IoT機器と、それを用いたシステムのそれぞれにおいて、現時点で優先されるべきセキュリティ対策のポイントについて見ていきましょう。
まず、IoT機器については、セキュリティ上の脆弱性が発見された場合に、ファームウェアなどの更新ができなくてはなりません。
非常に単純なことではありますが、ファームウェアなどの更新ができなかったりパスワードや設定の変更ができない機器は多く存在します。
ファームウェアなどの更新ができない機器の場合、追加のハードウェア購入や買い替えなどが必要となり、IoTに対する追加の投資や対応するまでに要する時間がファームウェアなどの更新だけで対応できる場合と比べてより多く必要となります。
また、IoTシステムのセキュリティについて考える場合に重要なポイントは、一つの権限が盗まれたことで、何でもできるような状態にはしておいてはいけないということです。
サイバー攻撃を行う者は、敢えて侵入の難しい場所から侵入を試みるようなことはしません。

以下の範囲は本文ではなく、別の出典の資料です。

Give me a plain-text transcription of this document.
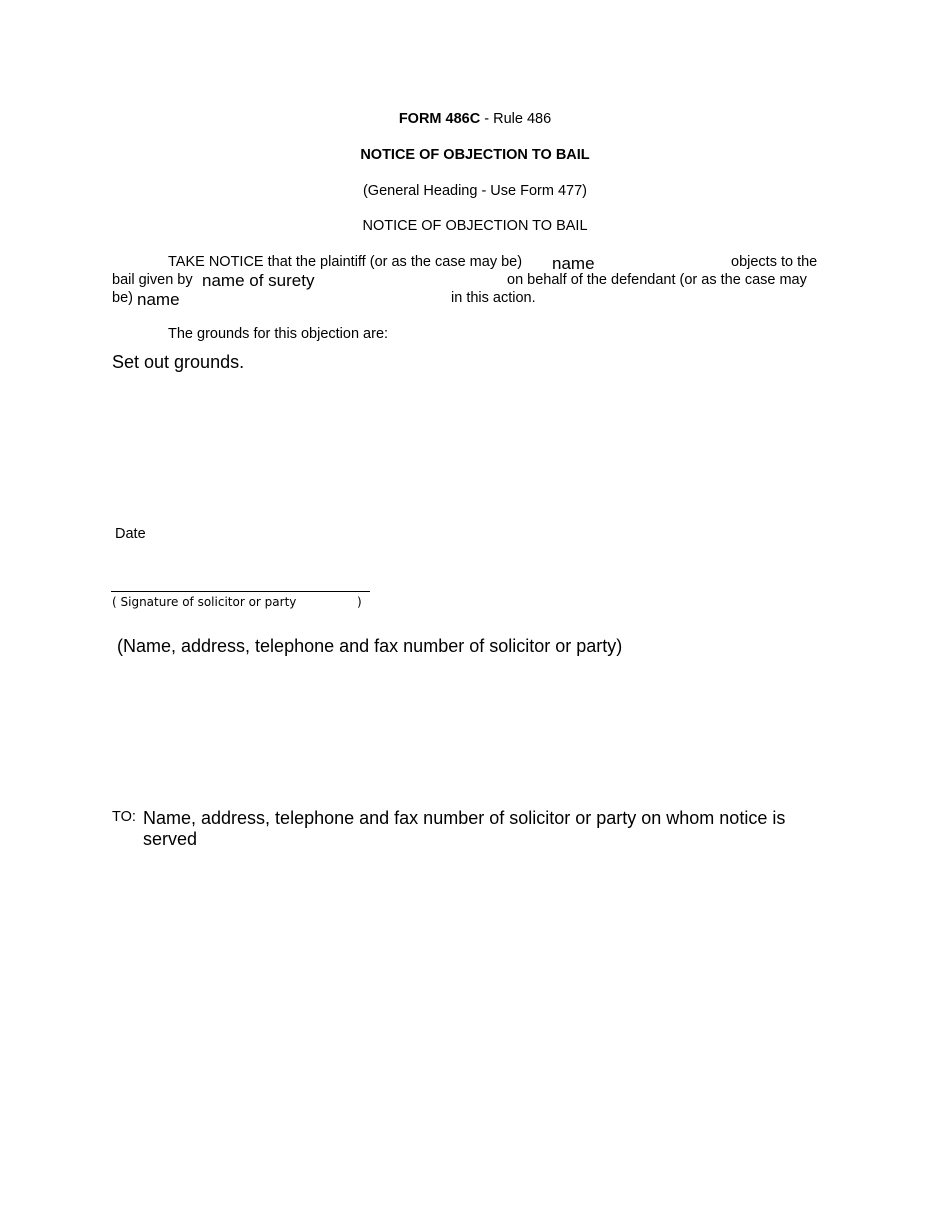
FORM 486C - Rule 486
NOTICE OF OBJECTION TO BAIL
(General Heading - Use Form 477)
NOTICE OF OBJECTION TO BAIL
TAKE NOTICE that the plaintiff (or as the case may be) name	objects to the
bail given by name of surety	on behalf of the defendant (or as the case may
be) name	in this action.
The grounds for this objection are:
Set out grounds.
Date
( Signature of solicitor or party	)
(Name, address, telephone and fax number of solicitor or party)
TO: Name, address, telephone and fax number of solicitor or party on whom notice is
served
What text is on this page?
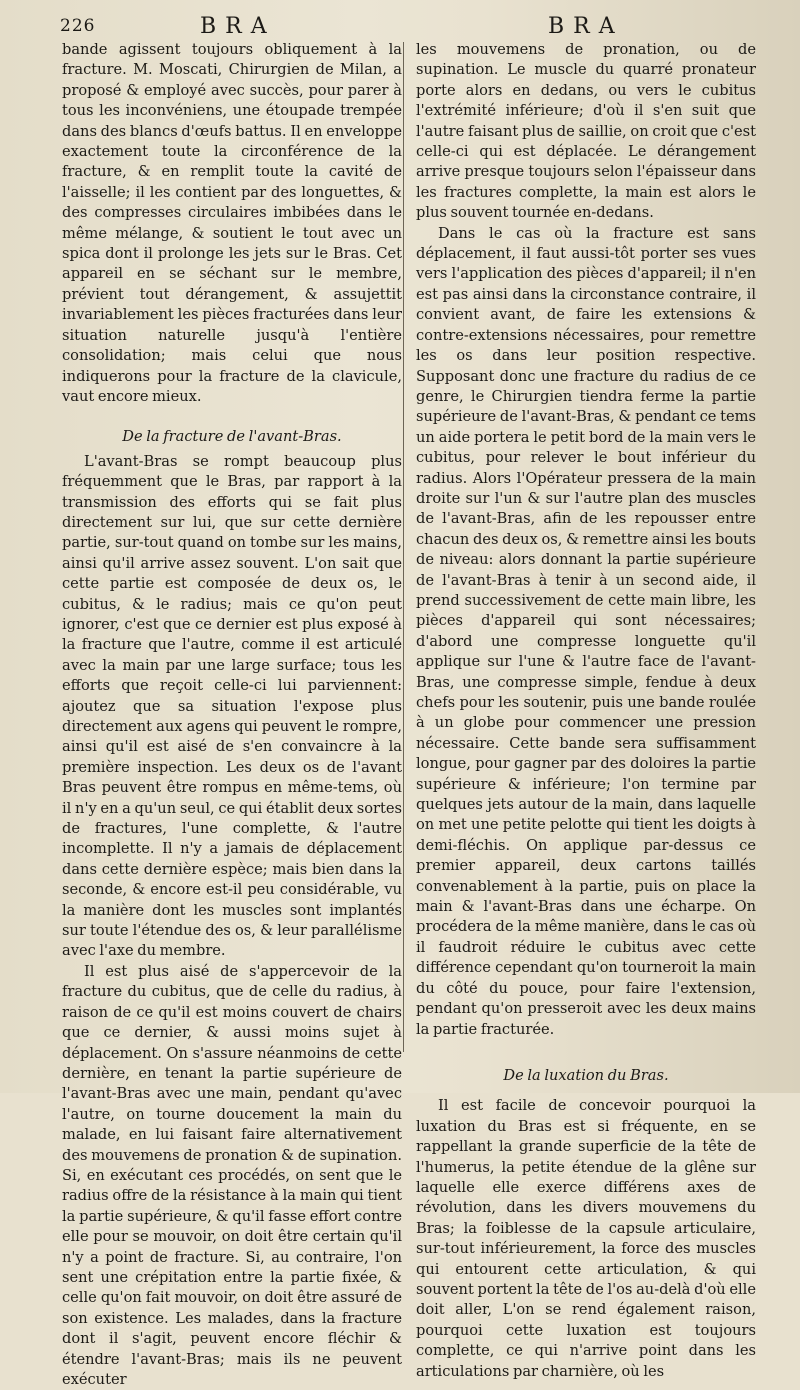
226	BRA	BRA

bande agissent toujours obliquement à la fracture. M. Moscati, Chirurgien de Milan, a proposé & employé avec succès, pour parer à tous les inconvéniens, une étoupade trempée dans des blancs d'œufs battus. Il en enveloppe exactement toute la circonférence de la fracture, & en remplit toute la cavité de l'aisselle; il les contient par des longuettes, & des compresses circulaires imbibées dans le même mélange, & soutient le tout avec un spica dont il prolonge les jets sur le Bras. Cet appareil en se séchant sur le membre, prévient tout dérangement, & assujettit invariablement les pièces fracturées dans leur situation naturelle jusqu'à l'entière consolidation; mais celui que nous indiquerons pour la fracture de la clavicule, vaut encore mieux.

De la fracture de l'avant-Bras.

L'avant-Bras se rompt beaucoup plus fréquemment que le Bras, par rapport à la transmission des efforts qui se fait plus directement sur lui, que sur cette dernière partie, sur-tout quand on tombe sur les mains, ainsi qu'il arrive assez souvent. L'on sait que cette partie est composée de deux os, le cubitus, & le radius; mais ce qu'on peut ignorer, c'est que ce dernier est plus exposé à la fracture que l'autre, comme il est articulé avec la main par une large surface; tous les efforts que reçoit celle-ci lui parviennent: ajoutez que sa situation l'expose plus directement aux agens qui peuvent le rompre, ainsi qu'il est aisé de s'en convaincre à la première inspection. Les deux os de l'avant Bras peuvent être rompus en même-tems, où il n'y en a qu'un seul, ce qui établit deux sortes de fractures, l'une complette, & l'autre incomplette. Il n'y a jamais de déplacement dans cette dernière espèce; mais bien dans la seconde, & encore est-il peu considérable, vu la manière dont les muscles sont implantés sur toute l'étendue des os, & leur parallélisme avec l'axe du membre.

Il est plus aisé de s'appercevoir de la fracture du cubitus, que de celle du radius, à raison de ce qu'il est moins couvert de chairs que ce dernier, & aussi moins sujet à déplacement. On s'assure néanmoins de cette dernière, en tenant la partie supérieure de l'avant-Bras avec une main, pendant qu'avec l'autre, on tourne doucement la main du malade, en lui faisant faire alternativement des mouvemens de pronation & de supination. Si, en exécutant ces procédés, on sent que le radius offre de la résistance à la main qui tient la partie supérieure, & qu'il fasse effort contre elle pour se mouvoir, on doit être certain qu'il n'y a point de fracture. Si, au contraire, l'on sent une crépitation entre la partie fixée, & celle qu'on fait mouvoir, on doit être assuré de son existence. Les malades, dans la fracture dont il s'agit, peuvent encore fléchir & étendre l'avant-Bras; mais ils ne peuvent exécuter

les mouvemens de pronation, ou de supination. Le muscle du quarré pronateur porte alors en dedans, ou vers le cubitus l'extrémité inférieure; d'où il s'en suit que l'autre faisant plus de saillie, on croit que c'est celle-ci qui est déplacée. Le dérangement arrive presque toujours selon l'épaisseur dans les fractures complette, la main est alors le plus souvent tournée en-dedans.

Dans le cas où la fracture est sans déplacement, il faut aussi-tôt porter ses vues vers l'application des pièces d'appareil; il n'en est pas ainsi dans la circonstance contraire, il convient avant, de faire les extensions & contre-extensions nécessaires, pour remettre les os dans leur position respective. Supposant donc une fracture du radius de ce genre, le Chirurgien tiendra ferme la partie supérieure de l'avant-Bras, & pendant ce tems un aide portera le petit bord de la main vers le cubitus, pour relever le bout inférieur du radius. Alors l'Opérateur pressera de la main droite sur l'un & sur l'autre plan des muscles de l'avant-Bras, afin de les repousser entre chacun des deux os, & remettre ainsi les bouts de niveau: alors donnant la partie supérieure de l'avant-Bras à tenir à un second aide, il prend successivement de cette main libre, les pièces d'appareil qui sont nécessaires; d'abord une compresse longuette qu'il applique sur l'une & l'autre face de l'avant-Bras, une compresse simple, fendue à deux chefs pour les soutenir, puis une bande roulée à un globe pour commencer une pression nécessaire. Cette bande sera suffisamment longue, pour gagner par des doloires la partie supérieure & inférieure; l'on termine par quelques jets autour de la main, dans laquelle on met une petite pelotte qui tient les doigts à demi-fléchis. On applique par-dessus ce premier appareil, deux cartons taillés convenablement à la partie, puis on place la main & l'avant-Bras dans une écharpe. On procédera de la même manière, dans le cas où il faudroit réduire le cubitus avec cette différence cependant qu'on tourneroit la main du côté du pouce, pour faire l'extension, pendant qu'on presseroit avec les deux mains la partie fracturée.

De la luxation du Bras.

Il est facile de concevoir pourquoi la luxation du Bras est si fréquente, en se rappellant la grande superficie de la tête de l'humerus, la petite étendue de la glêne sur laquelle elle exerce différens axes de révolution, dans les divers mouvemens du Bras; la foiblesse de la capsule articulaire, sur-tout inférieurement, la force des muscles qui entourent cette articulation, & qui souvent portent la tête de l'os au-delà d'où elle doit aller, L'on se rend également raison, pourquoi cette luxation est toujours complette, ce qui n'arrive point dans les articulations par charnière, où les
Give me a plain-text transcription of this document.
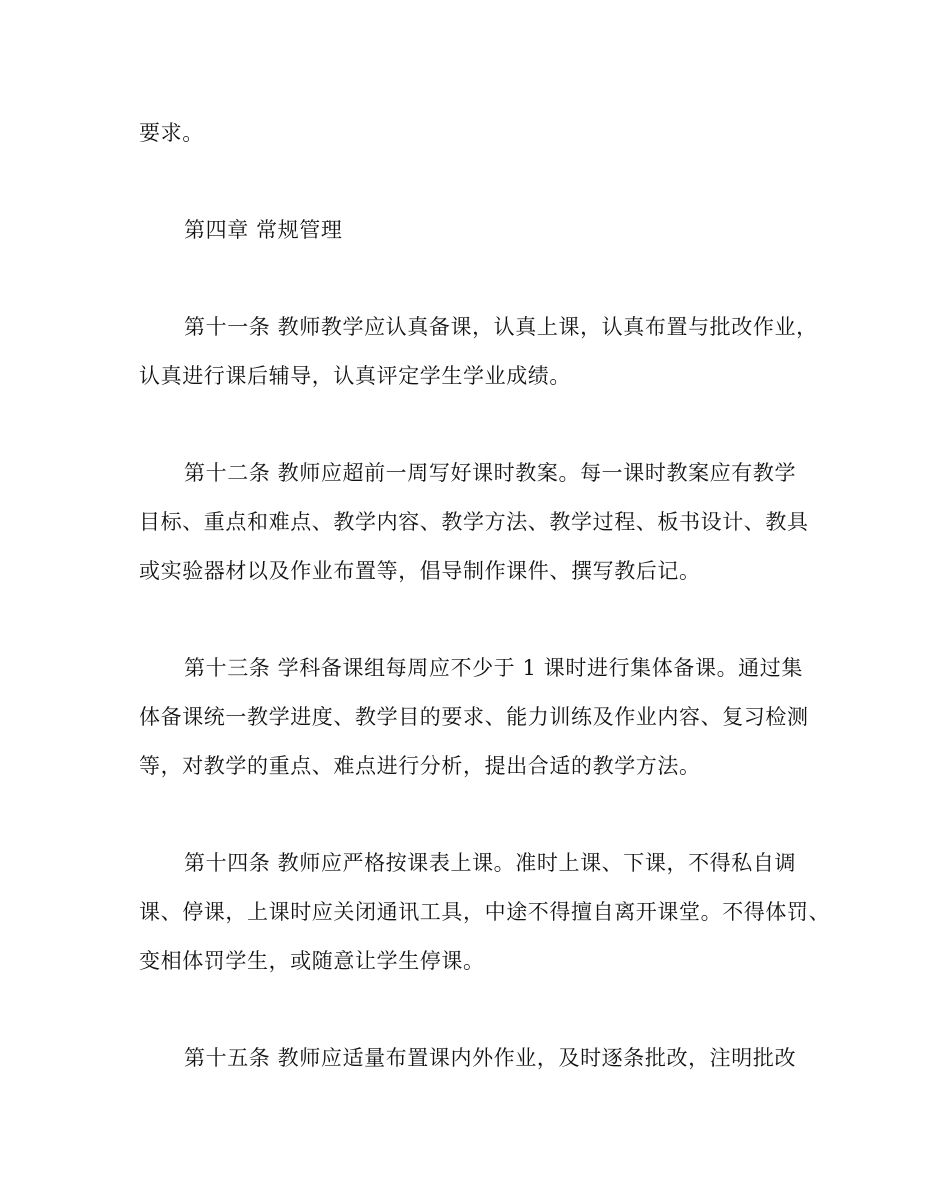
要求。
第四章 常规管理
第十一条 教师教学应认真备课，认真上课，认真布置与批改作业，
认真进行课后辅导，认真评定学生学业成绩。
第十二条 教师应超前一周写好课时教案。每一课时教案应有教学
目标、重点和难点、教学内容、教学方法、教学过程、板书设计、教具
或实验器材以及作业布置等，倡导制作课件、撰写教后记。
第十三条 学科备课组每周应不少于 1 课时进行集体备课。通过集
体备课统一教学进度、教学目的要求、能力训练及作业内容、复习检测
等，对教学的重点、难点进行分析，提出合适的教学方法。
第十四条 教师应严格按课表上课。准时上课、下课，不得私自调
课、停课，上课时应关闭通讯工具，中途不得擅自离开课堂。不得体罚、
变相体罚学生，或随意让学生停课。
第十五条 教师应适量布置课内外作业，及时逐条批改，注明批改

米国の通信会社Verizonの調査によると、侵入されたサーバのうち97%は「侵入が難しくなかったから」という理由があげられています。侵入が難しくない場所から侵入された際に、そこから先はシステムのどこにでも出入りできてしまうようになっていると、他の箇所のセキュリティ対策を高めたところで意味が無くなってしまいます。
現状の多くのIoTシステムでは、どこか1箇所からでも侵入されてしまうと、そこからシステムのどこにでも侵入できてしまう状態になっていることが多く見られます。
システムを構成する機器やサーバなどは、相互にそれ以上の侵害を防ぐ隔壁となるよう構築されていることが理想的です。